Come non è alle stelle quello dei Milwaukee Bucks, che si ritrovano senza Damian Lillard a causa di un coagulo di sangue al polpaccio destro. A fare gli straordinari dovrà essere il solito Giannis Antetokounmpo, alla terza stagione di fila da 30+ punti di media (nel 2021-22 si è fermato a 29,9), striscia che gli ha permesso di entrare in una cerchia esclusiva di grandi realizzatori storici. Soprattutto le ultime otto partite hanno fornito un’anticipazione di quello che (ri)vedremo da parte sua in assenza di Lillard, e cioè un ritorno al suo ruolo di creatore principale di gioco e di vantaggio per sé stesso e i compagni, con medie che recitano 31,5 punti, 11,3 rimbalzi e 10,4 assist, con una palla rubata e poco meno di una stoppata a partita. Resta solo da capire se sarà abbastanza, anche perché di là i Pacers sono lanciatissimi.
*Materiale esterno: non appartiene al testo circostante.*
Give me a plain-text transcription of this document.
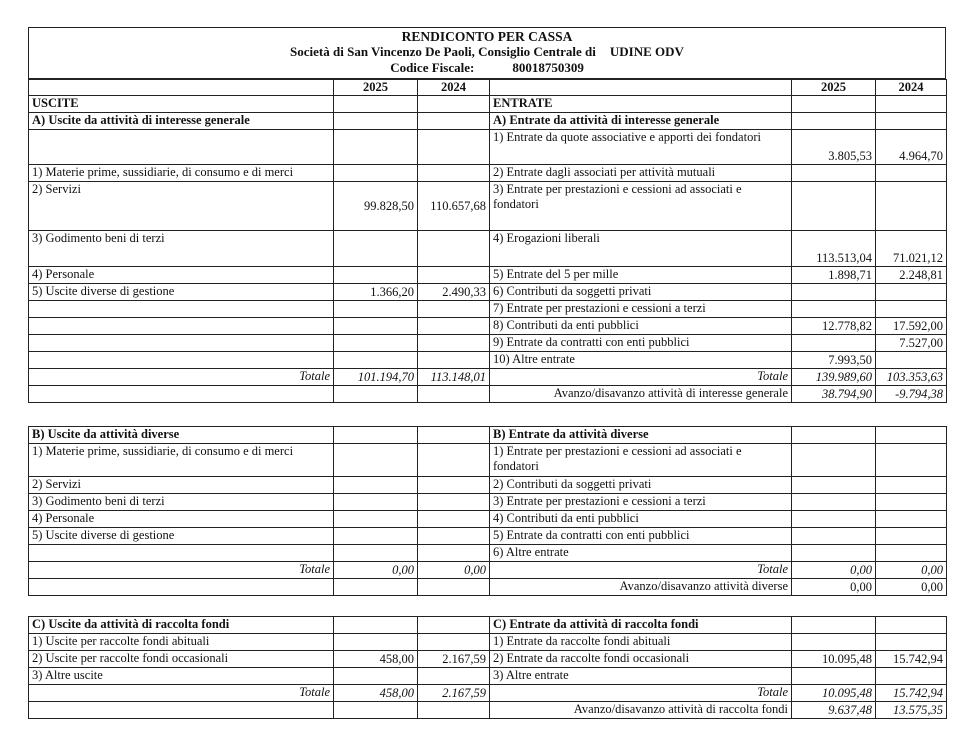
RENDICONTO PER CASSA
Società di San Vincenzo De Paoli, Consiglio Centrale di UDINE ODV
Codice Fiscale:	80018750309
	2025	2024		2025	2024
USCITE			ENTRATE		
A) Uscite da attività di interesse generale			A) Entrate da attività di interesse generale		
			1) Entrate da quote associative e apporti dei fondatori	3.805,53	4.964,70
1) Materie prime, sussidiarie, di consumo e di merci			2) Entrate dagli associati per attività mutuali		
2) Servizi	99.828,50	110.657,68	3) Entrate per prestazioni e cessioni ad associati e fondatori		
3) Godimento beni di terzi			4) Erogazioni liberali	113.513,04	71.021,12
4) Personale			5) Entrate del 5 per mille	1.898,71	2.248,81
5) Uscite diverse di gestione	1.366,20	2.490,33	6) Contributi da soggetti privati		
			7) Entrate per prestazioni e cessioni a terzi		
			8) Contributi da enti pubblici	12.778,82	17.592,00
			9) Entrate da contratti con enti pubblici		7.527,00
			10) Altre entrate	7.993,50	
Totale	101.194,70	113.148,01	Totale	139.989,60	103.353,63
			Avanzo/disavanzo attività di interesse generale	38.794,90	-9.794,38
B) Uscite da attività diverse			B) Entrate da attività diverse		
1) Materie prime, sussidiarie, di consumo e di merci			1) Entrate per prestazioni e cessioni ad associati e fondatori		
2) Servizi			2) Contributi da soggetti privati		
3) Godimento beni di terzi			3) Entrate per prestazioni e cessioni a terzi		
4) Personale			4) Contributi da enti pubblici		
5) Uscite diverse di gestione			5) Entrate da contratti con enti pubblici		
			6) Altre entrate		
Totale	0,00	0,00	Totale	0,00	0,00
			Avanzo/disavanzo attività diverse	0,00	0,00
C) Uscite da attività di raccolta fondi			C) Entrate da attività di raccolta fondi		
1) Uscite per raccolte fondi abituali			1) Entrate da raccolte fondi abituali		
2) Uscite per raccolte fondi occasionali	458,00	2.167,59	2) Entrate da raccolte fondi occasionali	10.095,48	15.742,94
3) Altre uscite			3) Altre entrate		
Totale	458,00	2.167,59	Totale	10.095,48	15.742,94
			Avanzo/disavanzo attività di raccolta fondi	9.637,48	13.575,35
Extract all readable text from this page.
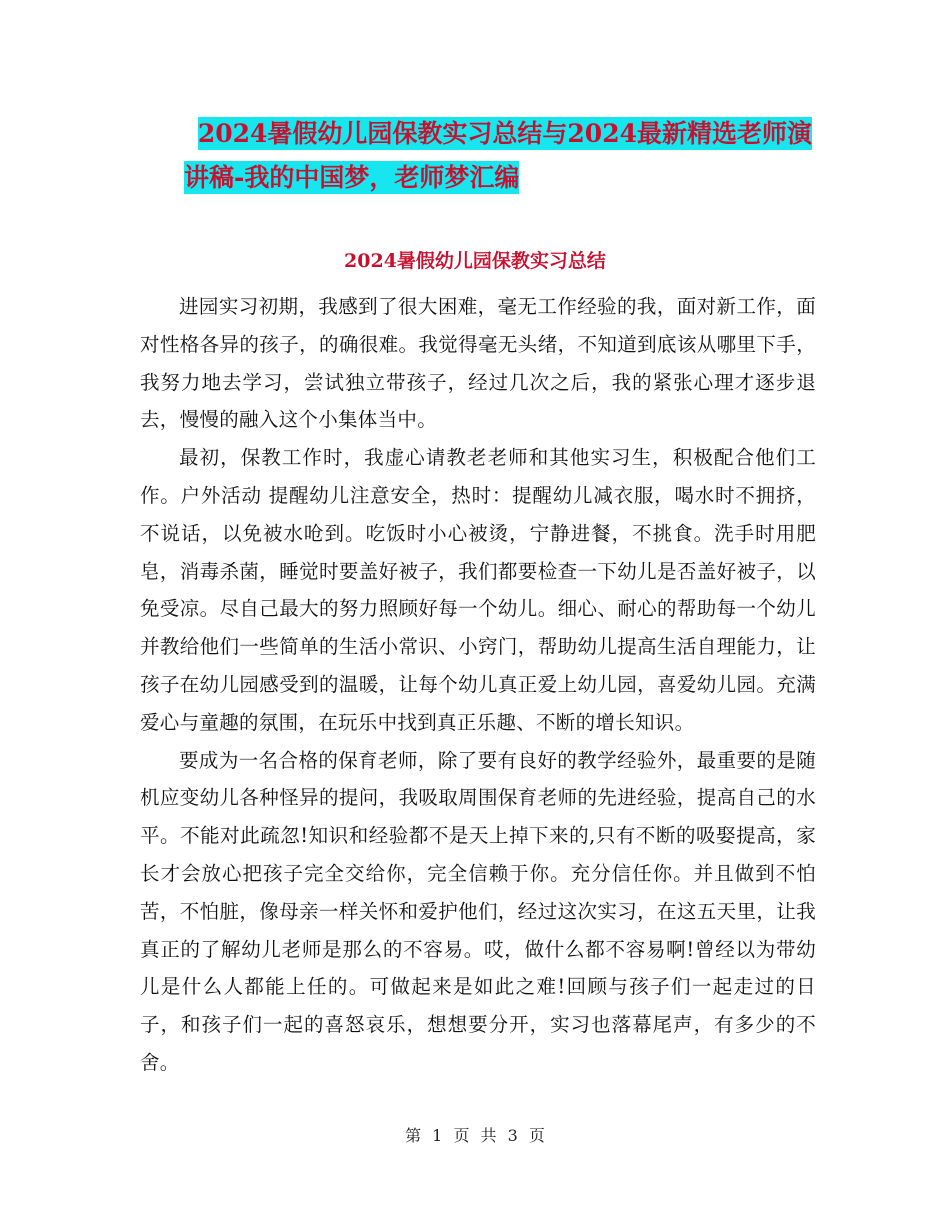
2024暑假幼儿园保教实习总结与2024最新精选老师演
讲稿-我的中国梦，老师梦汇编
2024暑假幼儿园保教实习总结

进园实习初期，我感到了很大困难，毫无工作经验的我，面对新工作，面对性格各异的孩子，的确很难。我觉得毫无头绪，不知道到底该从哪里下手，我努力地去学习，尝试独立带孩子，经过几次之后，我的紧张心理才逐步退去，慢慢的融入这个小集体当中。

最初，保教工作时，我虚心请教老老师和其他实习生，积极配合他们工作。户外活动 提醒幼儿注意安全，热时：提醒幼儿减衣服，喝水时不拥挤，不说话，以免被水呛到。吃饭时小心被烫，宁静进餐，不挑食。洗手时用肥皂，消毒杀菌，睡觉时要盖好被子，我们都要检查一下幼儿是否盖好被子，以免受凉。尽自己最大的努力照顾好每一个幼儿。细心、耐心的帮助每一个幼儿并教给他们一些简单的生活小常识、小窍门，帮助幼儿提高生活自理能力，让孩子在幼儿园感受到的温暖，让每个幼儿真正爱上幼儿园，喜爱幼儿园。充满爱心与童趣的氛围，在玩乐中找到真正乐趣、不断的增长知识。

要成为一名合格的保育老师，除了要有良好的教学经验外，最重要的是随机应变幼儿各种怪异的提问，我吸取周围保育老师的先进经验，提高自己的水平。不能对此疏忽!知识和经验都不是天上掉下来的,只有不断的吸娶提高，家长才会放心把孩子完全交给你，完全信赖于你。充分信任你。并且做到不怕苦，不怕脏，像母亲一样关怀和爱护他们，经过这次实习，在这五天里，让我真正的了解幼儿老师是那么的不容易。哎，做什么都不容易啊!曾经以为带幼儿是什么人都能上任的。可做起来是如此之难!回顾与孩子们一起走过的日子，和孩子们一起的喜怒哀乐，想想要分开，实习也落幕尾声，有多少的不舍。

第 1 页 共 3 页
Indiana ha chiuso la stagione con 50 vittorie, frutto di 15 successi nelle ultime 19 partite. Come lo scorso anno, Tyrese Haliburton fa da catalizzatore con un’efficienza mostruosa – gira a 9,2 assist con solo 1,6 palle perse di media, uno dei migliori rapporti assist/palle perse in relazione al volume; al suo fianco Pascal Siakam è il solito finisher di altissimo livello, da 20 punti di media con il 60% di true shooting. E come lo scorso anno, la forza è nel ritmo, dimostrato dal settimo posto sia per pace che per frequenza di transizione offensiva, dalla quale Indiana produce 130,4 punti per 100 possessi, quarto miglior dato NBA.
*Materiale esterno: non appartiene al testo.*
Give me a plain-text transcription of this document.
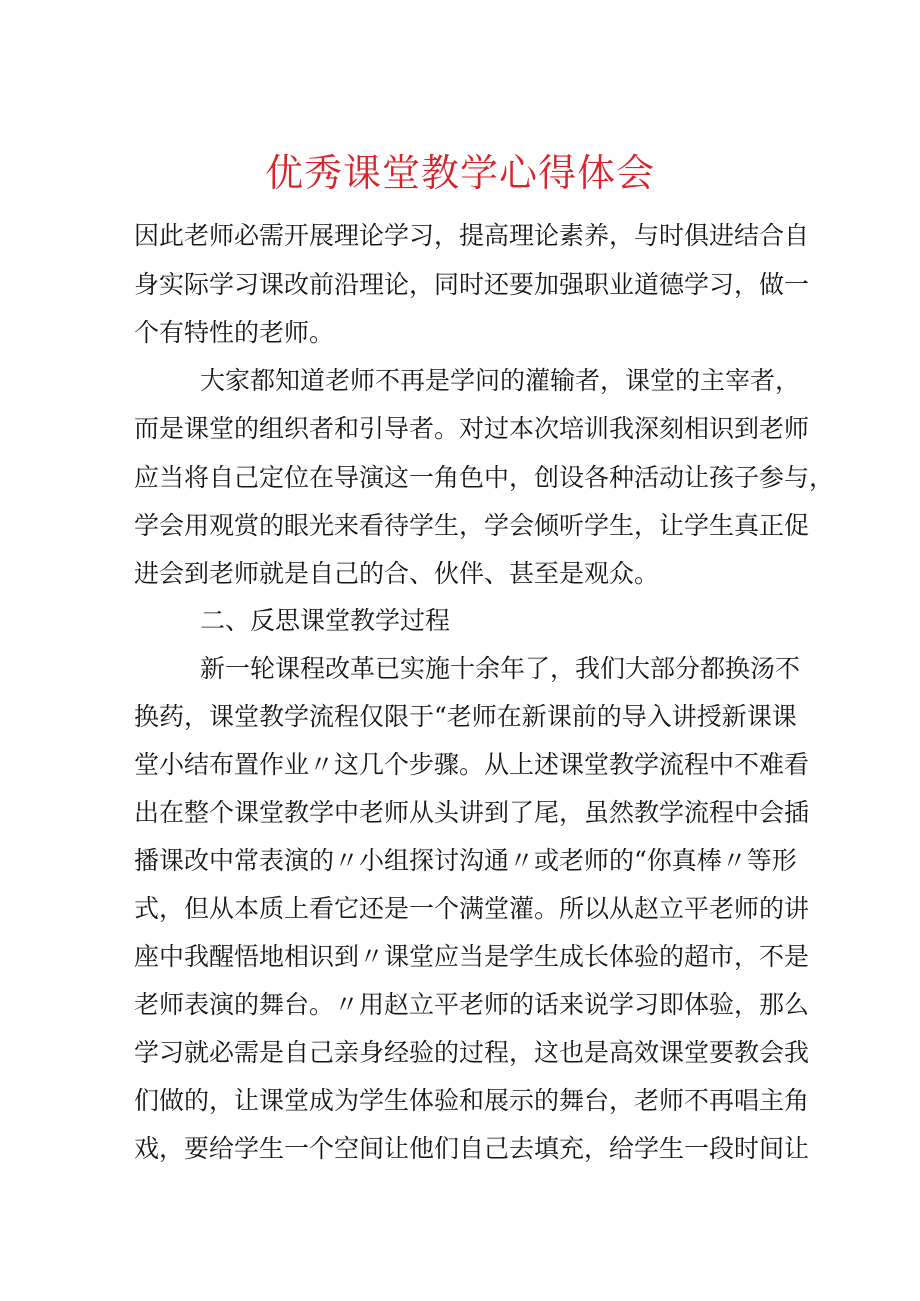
优秀课堂教学心得体会

因此老师必需开展理论学习，提高理论素养，与时俱进结合自

身实际学习课改前沿理论，同时还要加强职业道德学习，做一

个有特性的老师。

大家都知道老师不再是学问的灌输者，课堂的主宰者，

而是课堂的组织者和引导者。对过本次培训我深刻相识到老师

应当将自己定位在导演这一角色中，创设各种活动让孩子参与，

学会用观赏的眼光来看待学生，学会倾听学生，让学生真正促

进会到老师就是自己的合、伙伴、甚至是观众。

二、反思课堂教学过程

新一轮课程改革已实施十余年了，我们大部分都换汤不

换药，课堂教学流程仅限于“老师在新课前的导入讲授新课课

堂小结布置作业〃这几个步骤。从上述课堂教学流程中不难看

出在整个课堂教学中老师从头讲到了尾，虽然教学流程中会插

播课改中常表演的〃小组探讨沟通〃或老师的“你真棒〃等形

式，但从本质上看它还是一个满堂灌。所以从赵立平老师的讲

座中我醒悟地相识到〃课堂应当是学生成长体验的超市，不是

老师表演的舞台。〃用赵立平老师的话来说学习即体验，那么

学习就必需是自己亲身经验的过程，这也是高效课堂要教会我

们做的，让课堂成为学生体验和展示的舞台，老师不再唱主角

戏，要给学生一个空间让他们自己去填充，给学生一段时间让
I Pacers corrono soprattutto da palla rubata, sfruttando una serie di difensori molto attivi nello sporcare passaggi e mettere le mani sulle palle vaganti, quali Haliburton, Nembhard e Nesmith, senza dimenticare McConnell e Walker dalla panchina. Ed è proprio qui che si nasconde il vero segreto della squadra, l’incredibile profondità fra gli esterni, con una serie di giocatori pronti a entrare e ad essere subito impattanti.

I Bucks dovranno mantenere il ritmo soprattutto nella metà campo difensiva, senza aprirsi o concedere canestri facili per disattenzioni o transizioni da palla perse. Se limiteranno questi errori, allora forse la sola presenza (inarrestabile) di Antetokounmpo potrebbe portare a cose buone, dando potenzialmente vita a una serie lunga, combattuta. E magari anche un po’ frizzante, visti i numerosissimi trascorsi – tutt’altro che amichevoli – fra le due squadre, tra cui un Haliburton che si fa uscire un “Dame Time” in faccia a Lillard all’In-Season Tournament 2024, e l’inseguimento di Antetokounmpo negli spogliatoi. I presupposti per i fuochi d’artificio ci sono tutti.